Condenan a la empresa de la cafetería del Reina Sofía por echar a un empleado acogiéndose a un periodo de prueba sin especificar
El Tribunal Superior de Justicia de Andalucía ha confirmado la nulidad del despido de un empleado de la cafetería del Hospital Universitario Reina Sofía de Córdoba a quien la empresa concesionaria, Mediterránea de Catering, echó al mes de su incorporación alegando no haber superado el periodo de prueba. La Sala de lo Social ha respaldado la resolución previa dictada por el Juzgado de lo Social número 4 de Córdoba al entender que la cláusula del contrato que regulaba dicho periodo de prueba no era válido porque la empresa no fijó la duración del mismo.
El origen del conflicto laboral se remonta a finales de 2022, cuando el demandante aceptó la propuesta de la adjudicataria del servicio de hostelería del hospital para incorporarse como jefe de barra. En aquel momento, el trabajador estaba disfrutando del permiso por nacimiento de su hijo tras trabajado en otro establecimiento hostelero. Para poder incorporarse de forma inmediata al nuevo puesto en el Reina Sofía, el empleado renunció a las semanas de descanso por paternidad que aún le quedaban pendientes. Sin embargo, apenas un mes después de la firma del contrato y de su inicio en la cafetería, la compañía le notificó por correo electrónico la rescisión de su contrato argumentando que no había superado el periodo de prueba por una supuesta “falta de liderazgo y de habilidades sociales”.
La decisión dejó al trabajador en una situación de extrema vulnerabilidad económica y administrativa. Al haber renunciado a su baja paternal para cambiar de empresa sin cumplir el periodo mínimo obligatorio de descanso fijado por la norma, la Seguridad Social le denegó la reanudación de la prestación por nacimiento. Del mismo modo, el Servicio Público de Empleo Estatal le denegó el acceso al subsidio por desempleo al no acumular el tiempo mínimo de cotización exigido en la nueva firma tras una salida voluntaria de la anterior.

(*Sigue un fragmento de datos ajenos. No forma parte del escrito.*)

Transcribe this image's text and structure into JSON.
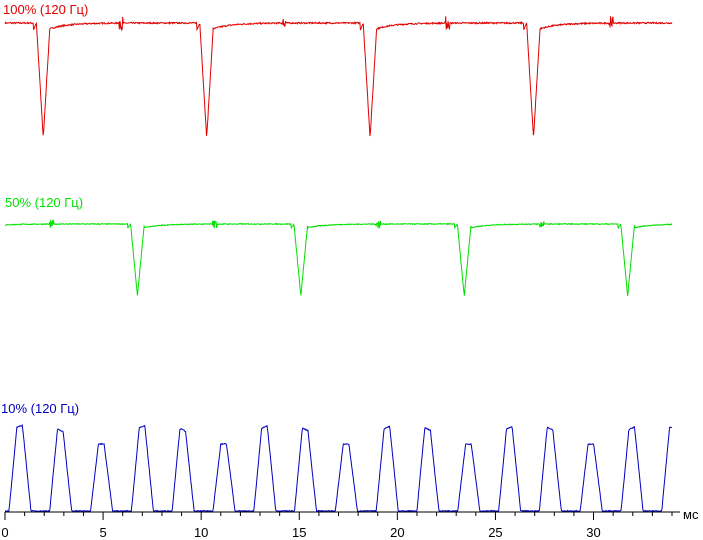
{
  "chart_data": {
    "type": "line",
    "title": "",
    "xlabel": "мс",
    "ylabel": "",
    "xlim": [
      0,
      34
    ],
    "x_ticks": [
      0,
      5,
      10,
      15,
      20,
      25,
      30
    ],
    "grid": false,
    "legend": "none",
    "series": [
      {
        "name": "100% (120 Гц)",
        "color": "#e00000",
        "shape": "dips",
        "period_ms": 8.33,
        "first_dip_ms": 1.6,
        "baseline": 1.0,
        "dip_min": 0.0
      },
      {
        "name": "50% (120 Гц)",
        "color": "#00e000",
        "shape": "dips",
        "period_ms": 8.33,
        "first_dip_ms": 6.4,
        "baseline": 1.0,
        "dip_min": 0.0
      },
      {
        "name": "10% (120 Гц)",
        "color": "#0000c0",
        "shape": "pulses",
        "period_ms": 2.08,
        "first_pulse_ms": 0.2,
        "on_fraction": 0.55,
        "baseline": 0.0,
        "peak": 1.0
      }
    ]
  }
}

Ante esta situación, el trabajador demandó a la empresa, ganando en primera instancia y ahora en el TSJA, que ha declarado el despido nulo por dos motivos. En primer lugar, porque el contrato firmado no ponía cuántos días o meses duraba exactamente el periodo de prueba, sino que ponía una frase genérica que remitía al convenio colectivo. En su sentencia, el alto tribunal andaluz ha hecho alusión a la jurisprudencia del Supremo, que exige que la duración exacta del periodo de prueba esté especificada. Al no estar fijada, ese periodo de prueba no es válido y, por tanto, echarlo al mes no fue “no superar la prueba”, sino un despido improcedente.
En segundo lugar, el TSJA ha declarado este como un despido nulo por la particularidad del trabajador: un empleado que acababa de ser padre. La ley protege a los trabajadores que vuelven de una baja de paternidad/maternidad durante los 12 meses siguientes al nacimiento. En su defensa, la empresa alegó que esa regla no aplicaba porque el trabajador venía de otra empresa, argumento que ha rechazado el tribunal, aclarando que la protección por paternidad también le cubre, aunque haya cambiado de empresa.
Así las cosas, el TSJA ha condenado a la entidad a readmitir al trabajador en su puesto, pagarle todos los sueldos perdidos desde que lo despidieron en enero de 2023 y abonar 600 euros de las costas.